White Terror (Spain)

Francoist Repression
Part of Spanish Civil War, World War II, Cold War
Francoists in captured Irún, December 1936
LocationSpain
Date1936–1947
TargetSpanish Republicans (Socialists, communists, anarchists, liberals, and other leftists), Jews, Freemasons, homosexuals, intellectuals, Basque, Catalan, Andalusian and Galician nationalists, and atheists,
Attack type
Politicide, mass murder, forced labour, human experimentation, war rape, genocide
Deaths160,000–400,000
PerpetratorsNationalist faction of Spain and the proceeding government

The White Terror (Spanish: Terror Blanco), also called the Francoist Repression (Spanish: Represión franquista), was the political repression and mass violence against dissidents that were committed by the Nationalist faction during the Spanish Civil War (1936–1939), as well as during the first nine years of the regime of General Francisco Franco. From 1936–1945, Francoist Spain officially designated supporters of the Second Spanish Republic (1931–1939), liberals, socialists of different stripes, anarchists, intellectuals, homosexuals, Freemasons, and Jews as well as Basque, Catalan, Andalusian, and Galician nationalists as enemies.

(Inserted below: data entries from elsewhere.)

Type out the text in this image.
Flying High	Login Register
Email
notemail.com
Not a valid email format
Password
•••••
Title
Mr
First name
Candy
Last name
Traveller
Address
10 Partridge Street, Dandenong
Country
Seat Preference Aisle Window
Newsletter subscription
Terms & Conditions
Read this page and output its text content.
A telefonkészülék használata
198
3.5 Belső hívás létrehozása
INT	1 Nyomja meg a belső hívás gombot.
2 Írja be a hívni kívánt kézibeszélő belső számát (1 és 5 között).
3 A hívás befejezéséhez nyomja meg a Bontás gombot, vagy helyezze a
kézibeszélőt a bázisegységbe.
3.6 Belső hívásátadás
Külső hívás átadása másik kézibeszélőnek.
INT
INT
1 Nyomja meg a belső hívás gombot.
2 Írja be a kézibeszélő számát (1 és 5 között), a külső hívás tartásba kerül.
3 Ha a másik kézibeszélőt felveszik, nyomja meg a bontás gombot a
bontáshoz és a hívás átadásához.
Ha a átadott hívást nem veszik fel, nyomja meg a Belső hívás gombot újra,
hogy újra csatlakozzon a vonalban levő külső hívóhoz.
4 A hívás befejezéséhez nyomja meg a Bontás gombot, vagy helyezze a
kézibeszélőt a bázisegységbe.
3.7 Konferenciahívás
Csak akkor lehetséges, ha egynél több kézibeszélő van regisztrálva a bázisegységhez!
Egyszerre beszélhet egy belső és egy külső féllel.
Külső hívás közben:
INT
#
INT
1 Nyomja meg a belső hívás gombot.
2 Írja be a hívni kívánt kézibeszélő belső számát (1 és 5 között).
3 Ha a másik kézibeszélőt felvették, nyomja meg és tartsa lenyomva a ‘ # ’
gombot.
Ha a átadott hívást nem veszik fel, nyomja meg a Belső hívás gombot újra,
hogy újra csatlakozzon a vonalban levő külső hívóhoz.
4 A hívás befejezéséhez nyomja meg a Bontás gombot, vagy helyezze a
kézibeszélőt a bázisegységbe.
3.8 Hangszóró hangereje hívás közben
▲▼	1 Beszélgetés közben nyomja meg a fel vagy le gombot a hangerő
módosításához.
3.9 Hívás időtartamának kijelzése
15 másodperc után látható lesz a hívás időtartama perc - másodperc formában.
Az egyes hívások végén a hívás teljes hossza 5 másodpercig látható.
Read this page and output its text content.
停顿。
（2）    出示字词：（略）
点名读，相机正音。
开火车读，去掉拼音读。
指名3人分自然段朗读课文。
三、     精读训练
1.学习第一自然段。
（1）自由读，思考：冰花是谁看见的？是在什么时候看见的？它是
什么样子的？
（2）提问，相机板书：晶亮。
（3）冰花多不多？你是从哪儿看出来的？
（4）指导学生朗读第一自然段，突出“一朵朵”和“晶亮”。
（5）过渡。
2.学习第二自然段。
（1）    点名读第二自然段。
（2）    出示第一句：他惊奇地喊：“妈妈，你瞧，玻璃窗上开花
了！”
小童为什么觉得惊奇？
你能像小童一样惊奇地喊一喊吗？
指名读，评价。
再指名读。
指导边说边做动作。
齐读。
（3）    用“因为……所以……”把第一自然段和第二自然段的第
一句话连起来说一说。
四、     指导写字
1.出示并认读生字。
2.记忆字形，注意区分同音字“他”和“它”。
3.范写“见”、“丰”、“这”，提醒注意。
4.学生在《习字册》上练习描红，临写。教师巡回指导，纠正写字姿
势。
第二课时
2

The Francoist Repression was motivated by the right-wing notion of social cleansing (Spanish: limpieza social), which meant that the Nationalists immediately started executing people viewed as enemies of the state upon capturing territory. The Spanish Catholic Church alleged the killings were a response to the similar mass killings of their clergy, religious, and laity during the Republican Red Terror. They presented the killings by the Civil Guard (national police) and the Falange as a defense of Christendom.

Repression was ideologically hardwired into the Francoist regime, and according to Ramón Arnabat, it turned "the whole country into one wide prison". The regime accused the loyalist supporters of the Republic of having "adherence to the rebellion", providing "aid to the rebellion", or "military rebellion"; using the Republicans' own ideological tactics against them. Franco's Law of Political Responsibilities (Spanish: Ley de Responsabilidades Políticas), in force until 1962, gave legalistic color of law to the political repression that characterized the defeat and dismantling of the Second Spanish Republic and punished Loyalist Spaniards.

The historian Stanley G. Payne considers the White Terror's death toll to be greater than the death toll of the corresponding Red Terror.